However, when I run it, it gives me the following error. 但是,当我运行它时,它给了我以下错误。

Started
Exception in thread "main" org.jsoup.HttpStatusException: HTTP error fetching URL. Status=403, URL=http://www.4icu.org/reviews/index2.htm

EDIT2 I have created the following program to get the header of the html site.

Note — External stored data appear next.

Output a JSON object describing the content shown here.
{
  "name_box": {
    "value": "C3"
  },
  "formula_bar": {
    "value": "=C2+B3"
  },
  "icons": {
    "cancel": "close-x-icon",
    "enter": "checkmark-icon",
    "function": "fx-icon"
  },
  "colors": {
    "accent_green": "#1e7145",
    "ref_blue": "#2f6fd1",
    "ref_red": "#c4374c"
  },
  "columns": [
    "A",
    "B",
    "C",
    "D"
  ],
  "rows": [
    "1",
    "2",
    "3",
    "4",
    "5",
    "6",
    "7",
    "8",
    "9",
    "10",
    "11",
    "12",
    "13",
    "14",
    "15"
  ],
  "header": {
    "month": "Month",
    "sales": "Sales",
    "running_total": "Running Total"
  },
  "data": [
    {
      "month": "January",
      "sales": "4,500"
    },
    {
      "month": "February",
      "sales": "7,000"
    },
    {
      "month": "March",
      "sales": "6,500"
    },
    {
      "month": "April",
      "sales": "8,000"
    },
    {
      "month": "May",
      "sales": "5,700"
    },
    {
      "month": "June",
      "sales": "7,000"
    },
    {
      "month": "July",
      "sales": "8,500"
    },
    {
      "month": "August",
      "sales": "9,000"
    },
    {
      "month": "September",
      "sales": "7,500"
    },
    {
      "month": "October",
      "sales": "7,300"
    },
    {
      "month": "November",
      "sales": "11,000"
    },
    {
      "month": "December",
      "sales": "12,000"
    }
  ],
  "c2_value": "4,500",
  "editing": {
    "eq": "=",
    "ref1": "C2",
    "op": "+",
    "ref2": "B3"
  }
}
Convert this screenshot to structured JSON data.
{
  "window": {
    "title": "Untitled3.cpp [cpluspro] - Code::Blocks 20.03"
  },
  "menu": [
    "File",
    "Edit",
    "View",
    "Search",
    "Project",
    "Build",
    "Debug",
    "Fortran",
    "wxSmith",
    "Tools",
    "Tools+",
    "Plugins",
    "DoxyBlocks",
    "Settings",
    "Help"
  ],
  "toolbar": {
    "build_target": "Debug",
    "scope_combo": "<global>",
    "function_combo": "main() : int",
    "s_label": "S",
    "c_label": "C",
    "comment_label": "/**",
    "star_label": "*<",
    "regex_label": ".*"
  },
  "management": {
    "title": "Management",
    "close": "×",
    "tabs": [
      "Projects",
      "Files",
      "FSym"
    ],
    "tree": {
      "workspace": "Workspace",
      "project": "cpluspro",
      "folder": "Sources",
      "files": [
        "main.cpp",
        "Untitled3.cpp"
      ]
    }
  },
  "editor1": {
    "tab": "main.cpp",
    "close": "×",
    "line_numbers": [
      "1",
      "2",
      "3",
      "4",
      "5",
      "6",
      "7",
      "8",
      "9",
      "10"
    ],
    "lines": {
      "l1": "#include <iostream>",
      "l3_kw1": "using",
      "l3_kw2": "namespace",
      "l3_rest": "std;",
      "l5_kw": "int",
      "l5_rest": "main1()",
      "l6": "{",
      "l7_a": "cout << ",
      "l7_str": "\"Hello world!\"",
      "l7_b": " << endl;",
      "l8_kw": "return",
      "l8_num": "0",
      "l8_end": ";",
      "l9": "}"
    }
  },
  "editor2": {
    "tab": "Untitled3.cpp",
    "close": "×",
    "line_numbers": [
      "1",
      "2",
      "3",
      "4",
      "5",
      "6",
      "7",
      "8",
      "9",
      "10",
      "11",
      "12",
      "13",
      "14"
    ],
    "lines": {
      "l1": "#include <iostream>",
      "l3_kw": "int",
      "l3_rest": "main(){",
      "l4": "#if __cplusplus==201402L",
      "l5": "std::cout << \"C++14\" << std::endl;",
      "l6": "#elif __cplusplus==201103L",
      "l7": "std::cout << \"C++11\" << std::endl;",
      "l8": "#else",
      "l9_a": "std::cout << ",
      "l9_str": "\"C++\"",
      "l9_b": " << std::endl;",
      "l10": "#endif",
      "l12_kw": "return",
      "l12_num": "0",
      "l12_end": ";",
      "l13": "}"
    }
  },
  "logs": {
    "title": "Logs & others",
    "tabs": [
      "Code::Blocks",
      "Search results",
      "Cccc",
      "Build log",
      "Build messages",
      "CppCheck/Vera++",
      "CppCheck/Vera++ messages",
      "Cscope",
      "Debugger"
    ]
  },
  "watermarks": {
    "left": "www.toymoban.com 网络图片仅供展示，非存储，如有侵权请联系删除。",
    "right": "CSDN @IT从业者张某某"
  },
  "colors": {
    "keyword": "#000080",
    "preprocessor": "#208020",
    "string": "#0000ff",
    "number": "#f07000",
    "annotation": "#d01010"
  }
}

EDIT2我创建了以下程序来获取html站点的标题。

public class Get_Header {
  public static void main(String[] args) throws Exception {
    URL url = new URL("http://www.4icu.org/reviews/index2.htm");
    URLConnection connection = url.openConnection();

    Map responseMap = connection.getHeaderFields();
    for (Iterator iterator = responseMap.keySet().iterator(); iterator.hasNext();) {
      String key = (String) iterator.next();
      System.out.println(key + " = ");

      List values = (List) responseMap.get(key);
      for (int i = 0; i < values.size(); i++) {
        Object o = values.get(i);
        System.out.println(o + ", ");
      }
    }
  }
}

It retunrs the following result. 它重新调谐以下结果。

X-Frame-Options = 
SAMEORIGIN, 
Transfer-Encoding = 
chunked, 
null = 
HTTP/1.1 403 Forbidden, 
CF-RAY = 
2ca61c7a769b1980-HKG, 
Server = 
cloudflare-nginx, 
Cache-Control = 
max-age=10, 
Connection = 
keep-alive, 
Set-Cookie = 
__cfduid=d4f8d740e0ae0dd551be15e031359844d1469853403; expires=Sun, 30-Jul-17 04:36:43 GMT; path=/; domain=.4icu.org; HttpOnly, 
Expires = 
Sat, 30 Jul 2016 04:36:53 GMT, 
Date = 
Sat, 30 Jul 2016 04:36:43 GMT, 
Content-Type = 
text/html; charset=UTF-8, 

Though I can get the header, but how should I combine the code in EDIT and EDIT2 to form a complete one? 虽然我可以获取标题,但是如何将EDIT和EDIT2中的代码结合起来形成一个完整的标题呢? Thanks. 谢谢。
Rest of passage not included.